Foto: DW/P. Borralho
Prisão domiciliária
A 18 de dezembro, 15 ativistas, detidos desde junho, passaram ao regime de prisão domiciliária. Laurinda Gouveia e Rosa Conde permaneceram em liberdade condicional. O tribunal autorizou os detidos a receber visitas de familiares e amigos. No entanto, não foi permitido qualquer contato com membros do "Movimento Revolucionário" e do "Governo de Salvação Nacional".
Foto: DW/P. Borralho Ndomba
"Este julgamento é uma palhaçada"
Numa das sessões do julgamento, os ativistas levaram vestidas t-shirts com autocaricaturas como palhaços. Nito Alves disse em tribunal que o julgamento era uma palhaçada. Foi julgado sumariamente por injúria e condenado a 6 meses de prisão efetiva. Ativistas alertam que o estado de saúde de Nito Alves é grave e que Nito foi transportado numa maca para o tribunal de Luanda para ouvir a sentença.
Foto: Central Angola 7311
Nuno Dala em greve de fome
Como forma de reinvindicar o acesso a contas bancárias e entrega de pertences, Nuno Dala entrou em greve de fome a 10 de março. Gertrudes Dala, irmã do ativista, lamentou a reação da sociedade civil e a defesa alertou para a situação financeiramente "delicada" da família. Outros ativistas também passaram por dificuldades durante a prisão domiciliária.
Foto: DW/P.B. Ndomba
Ativistas são condenados
O tribunal de Luanda condenou, a 28 de março, os 17 ativistas angolanos. Domingos da Cruz, tido como "líder", deverá cumprir 8 anos e 6 meses de prisão efetiva. Luaty Beirão foi condenado a 5 anos e 6 meses. Rosa Conde e Benedito Jeremias foram condenados a 2 anos e 3 meses de prisão. Os restantes foram condenados a 4 anos e 6 meses. A defesa e o Ministério Público vão recorrer da decisão.
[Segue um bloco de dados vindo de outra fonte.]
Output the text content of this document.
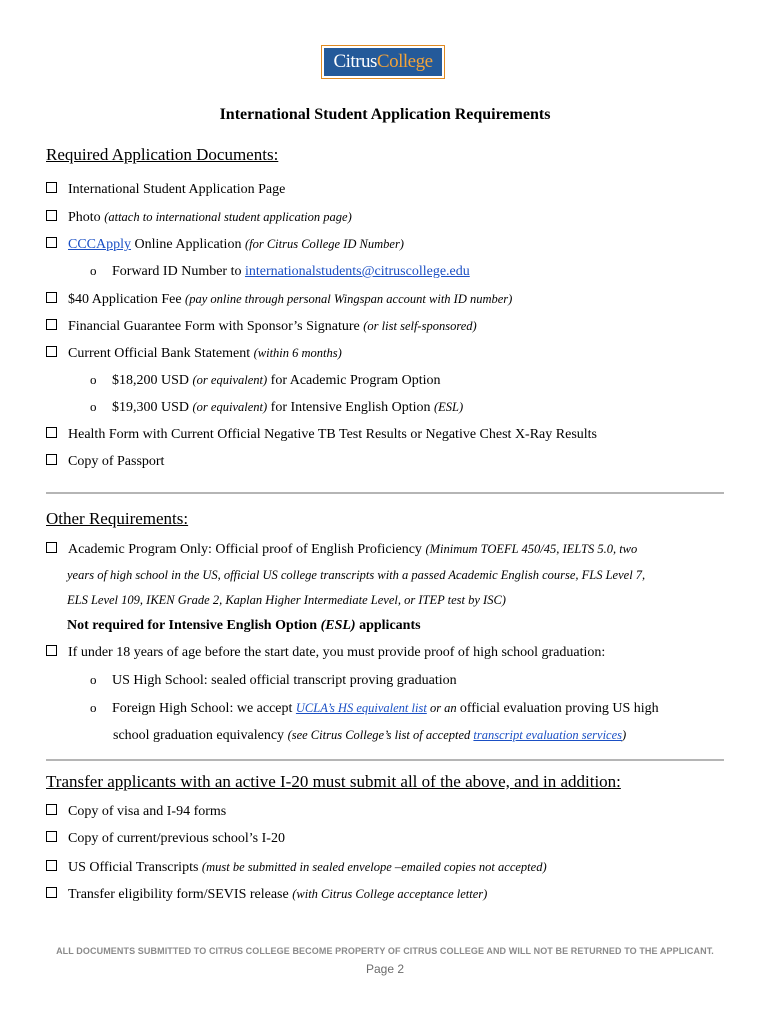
CitrusCollege
International Student Application Requirements
Required Application Documents:
International Student Application Page
Photo (attach to international student application page)
CCCApply Online Application (for Citrus College ID Number)
o Forward ID Number to internationalstudents@citruscollege.edu
$40 Application Fee (pay online through personal Wingspan account with ID number)
Financial Guarantee Form with Sponsor’s Signature (or list self-sponsored)
Current Official Bank Statement (within 6 months)
o $18,200 USD (or equivalent) for Academic Program Option
o $19,300 USD (or equivalent) for Intensive English Option (ESL)
Health Form with Current Official Negative TB Test Results or Negative Chest X-Ray Results
Copy of Passport
Other Requirements:
Academic Program Only: Official proof of English Proficiency (Minimum TOEFL 450/45, IELTS 5.0, two
years of high school in the US, official US college transcripts with a passed Academic English course, FLS Level 7,
ELS Level 109, IKEN Grade 2, Kaplan Higher Intermediate Level, or ITEP test by ISC)
Not required for Intensive English Option (ESL) applicants
If under 18 years of age before the start date, you must provide proof of high school graduation:
o US High School: sealed official transcript proving graduation
o Foreign High School: we accept UCLA’s HS equivalent list or an official evaluation proving US high
school graduation equivalency (see Citrus College’s list of accepted transcript evaluation services)
Transfer applicants with an active I-20 must submit all of the above, and in addition:
Copy of visa and I-94 forms
Copy of current/previous school’s I-20
US Official Transcripts (must be submitted in sealed envelope –emailed copies not accepted)
Transfer eligibility form/SEVIS release (with Citrus College acceptance letter)
ALL DOCUMENTS SUBMITTED TO CITRUS COLLEGE BECOME PROPERTY OF CITRUS COLLEGE AND WILL NOT BE RETURNED TO THE APPLICANT.
Page 2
Foto: picture-alliance/dpa/P. Juliao
"Dia triste para a liberdade de expressão"
"Este é um dia muito triste para a liberdade de expressão e de associação", disse Ana Monteiro, da Amnistia Internacional, reagindo às sentenças. "Não deveria ter existido sequer um julgamento. Estamos a falar de cidadãos angolanos que estavam reunidos a falar sobre liberdade e democracia". Zenaida Machado, investigadora da HRW, considerou a condenação ridícula.